Días hubo en que se imaginó un encuentro sensacional, algún hombre que le hablara de las selvas y tuviera en su casa un león domesticado. Su abrazo sería infatigable y ella lo amaría como una esclava; entonces encontraría placer en depilarse por él los sobacos y pintarse los senos. Disfrazada de muchacho recorría con él las ruinas donde duermen las escolopendras y los pueblos donde los negros tienen sus cabañas en la horqueta de los árboles. Pero en ninguna parte había encontrado leones, sino perros pulguientos, y los caballeros más aventureros eran cruzados del tenedor y místicos de la olla. Se apartó con asco de estas vidas estúpidas.

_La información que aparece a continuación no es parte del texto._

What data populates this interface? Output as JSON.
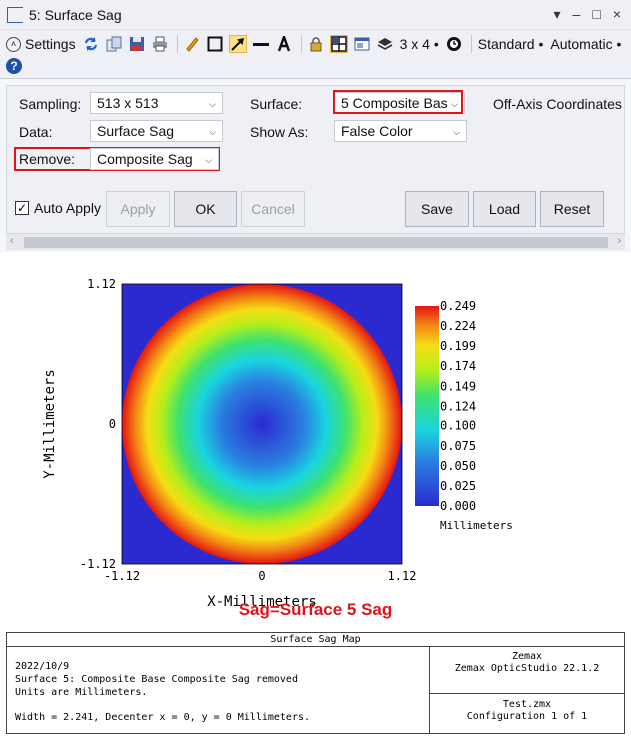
{
  "window": {
    "title": "5: Surface Sag",
    "controls": [
      "▾",
      "–",
      "□",
      "×"
    ]
  },
  "toolbar": {
    "settings_label": "Settings",
    "layout_label": "3 x 4 •",
    "standard_label": "Standard •",
    "automatic_label": "Automatic •",
    "icons": [
      "refresh-icon",
      "copy-icon",
      "save-icon",
      "print-icon",
      "pencil-icon",
      "rectangle-icon",
      "arrow-icon",
      "line-icon",
      "text-icon",
      "lock-icon",
      "grid-icon",
      "window-icon",
      "layers-icon",
      "clock-icon",
      "help-icon"
    ]
  },
  "settings": {
    "sampling_label": "Sampling:",
    "sampling_value": "513 x 513",
    "surface_label": "Surface:",
    "surface_value": "5 Composite Bas",
    "offaxis_label": "Off-Axis Coordinates",
    "data_label": "Data:",
    "data_value": "Surface Sag",
    "showas_label": "Show As:",
    "showas_value": "False Color",
    "remove_label": "Remove:",
    "remove_value": "Composite Sag",
    "auto_apply_label": "Auto Apply",
    "auto_apply_checked": true,
    "apply_label": "Apply",
    "ok_label": "OK",
    "cancel_label": "Cancel",
    "save_label": "Save",
    "load_label": "Load",
    "reset_label": "Reset",
    "highlight_color": "#e0141e"
  },
  "chart_data": {
    "type": "heatmap",
    "xlabel": "X-Millimeters",
    "ylabel": "Y-Millimeters",
    "x_ticks": [
      "-1.12",
      "0",
      "1.12"
    ],
    "y_ticks": [
      "1.12",
      "0",
      "-1.12"
    ],
    "xlim": [
      -1.12,
      1.12
    ],
    "ylim": [
      -1.12,
      1.12
    ],
    "colorbar_ticks": [
      "0.249",
      "0.224",
      "0.199",
      "0.174",
      "0.149",
      "0.124",
      "0.100",
      "0.075",
      "0.050",
      "0.025",
      "0.000"
    ],
    "colorbar_unit": "Millimeters",
    "value_range": [
      0.0,
      0.249
    ],
    "background_color": "#2a2ad0",
    "colormap": "false-color (blue-cyan-green-yellow-red)",
    "legend_placement": "right"
  },
  "caption": "Sag=Surface 5 Sag",
  "info": {
    "header": "Surface Sag Map",
    "date": "2022/10/9",
    "line1": "Surface 5: Composite Base Composite Sag removed",
    "line2": "Units are Millimeters.",
    "line3": "Width = 2.241, Decenter x = 0, y = 0 Millimeters.",
    "company": "Zemax",
    "product": "Zemax OpticStudio 22.1.2",
    "file": "Test.zmx",
    "config": "Configuration 1 of 1"
  }
}
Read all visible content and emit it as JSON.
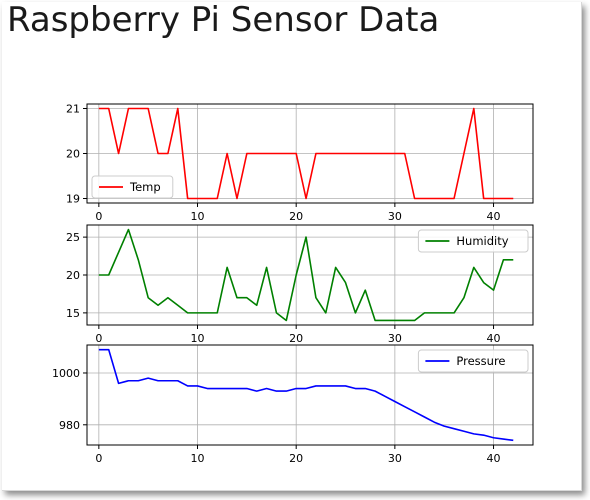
{
  "page": {
    "title": "Raspberry Pi Sensor Data"
  },
  "chart_data": [
    {
      "type": "line",
      "series": [
        {
          "name": "Temp",
          "color": "#ff0000",
          "x": [
            0,
            1,
            2,
            3,
            4,
            5,
            6,
            7,
            8,
            9,
            10,
            11,
            12,
            13,
            14,
            15,
            16,
            17,
            18,
            19,
            20,
            21,
            22,
            23,
            24,
            25,
            26,
            27,
            28,
            29,
            30,
            31,
            32,
            33,
            34,
            35,
            36,
            37,
            38,
            39,
            40,
            41,
            42
          ],
          "values": [
            21,
            21,
            20,
            21,
            21,
            21,
            20,
            20,
            21,
            19,
            19,
            19,
            19,
            20,
            19,
            20,
            20,
            20,
            20,
            20,
            20,
            19,
            20,
            20,
            20,
            20,
            20,
            20,
            20,
            20,
            20,
            20,
            19,
            19,
            19,
            19,
            19,
            20,
            21,
            19,
            19,
            19,
            19
          ]
        }
      ],
      "xlim": [
        -1.2,
        44
      ],
      "ylim": [
        18.9,
        21.1
      ],
      "xticks": [
        0,
        10,
        20,
        30,
        40
      ],
      "yticks": [
        19,
        20,
        21
      ],
      "xticklabels": [
        "0",
        "10",
        "20",
        "30",
        "40"
      ],
      "yticklabels": [
        "19",
        "20",
        "21"
      ],
      "grid": true,
      "legend": "lower-left",
      "title": "",
      "xlabel": "",
      "ylabel": ""
    },
    {
      "type": "line",
      "series": [
        {
          "name": "Humidity",
          "color": "#008000",
          "x": [
            0,
            1,
            2,
            3,
            4,
            5,
            6,
            7,
            8,
            9,
            10,
            11,
            12,
            13,
            14,
            15,
            16,
            17,
            18,
            19,
            20,
            21,
            22,
            23,
            24,
            25,
            26,
            27,
            28,
            29,
            30,
            31,
            32,
            33,
            34,
            35,
            36,
            37,
            38,
            39,
            40,
            41,
            42
          ],
          "values": [
            20,
            20,
            23,
            26,
            22,
            17,
            16,
            17,
            16,
            15,
            15,
            15,
            15,
            21,
            17,
            17,
            16,
            21,
            15,
            14,
            20,
            25,
            17,
            15,
            21,
            19,
            15,
            18,
            14,
            14,
            14,
            14,
            14,
            15,
            15,
            15,
            15,
            17,
            21,
            19,
            18,
            22,
            22
          ]
        }
      ],
      "xlim": [
        -1.2,
        44
      ],
      "ylim": [
        13.4,
        26.6
      ],
      "xticks": [
        0,
        10,
        20,
        30,
        40
      ],
      "yticks": [
        15,
        20,
        25
      ],
      "xticklabels": [
        "0",
        "10",
        "20",
        "30",
        "40"
      ],
      "yticklabels": [
        "15",
        "20",
        "25"
      ],
      "grid": true,
      "legend": "upper-right",
      "title": "",
      "xlabel": "",
      "ylabel": ""
    },
    {
      "type": "line",
      "series": [
        {
          "name": "Pressure",
          "color": "#0000ff",
          "x": [
            0,
            1,
            2,
            3,
            4,
            5,
            6,
            7,
            8,
            9,
            10,
            11,
            12,
            13,
            14,
            15,
            16,
            17,
            18,
            19,
            20,
            21,
            22,
            23,
            24,
            25,
            26,
            27,
            28,
            29,
            30,
            31,
            32,
            33,
            34,
            35,
            36,
            37,
            38,
            39,
            40,
            41,
            42
          ],
          "values": [
            1009,
            1009,
            996,
            997,
            997,
            998,
            997,
            997,
            997,
            995,
            995,
            994,
            994,
            994,
            994,
            994,
            993,
            994,
            993,
            993,
            994,
            994,
            995,
            995,
            995,
            995,
            994,
            994,
            993,
            991,
            989,
            987,
            985,
            983,
            981,
            979.5,
            978.5,
            977.5,
            976.5,
            976,
            975,
            974.5,
            974
          ]
        }
      ],
      "xlim": [
        -1.2,
        44
      ],
      "ylim": [
        972.2,
        1010.8
      ],
      "xticks": [
        0,
        10,
        20,
        30,
        40
      ],
      "yticks": [
        980,
        1000
      ],
      "xticklabels": [
        "0",
        "10",
        "20",
        "30",
        "40"
      ],
      "yticklabels": [
        "980",
        "1000"
      ],
      "grid": true,
      "legend": "upper-right",
      "title": "",
      "xlabel": "",
      "ylabel": ""
    }
  ]
}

Y tampoco le hace ascos al amor, que brota como una imposibilidad, cuando Erdosain en el regazo de la Coja se confiesa, una Coja que ya de joven buscaba la Mala Vida en los libros –donde solo encontraba pornografía- sin encontrarla. Una coja que divide a los hombres entre: Los débiles, inteligentes e inútiles y los otros, brutos y aburridos. Una coja que fantasea con un conquistador con un tirano que la arrebate de sí misma.

Ese nuevo orden mundial enunciado allá por 1929, y que luego se vería materializado en todo su esplendor con dictaduras, la segunda guerra mundial y el advenimiento de los regímenes totalitarios.

En resumen, que me ha parecido una novela espléndida y que tengo que leer Los lanzallamas lo antes posible.

Como curiosidad comentar que creía que el orvallo era sólo asturiano, pero leo que en Buenos Aires también orvallaba. En los dos últimos libros que he leído, este y La esposa joven, se menta a Don Quijote.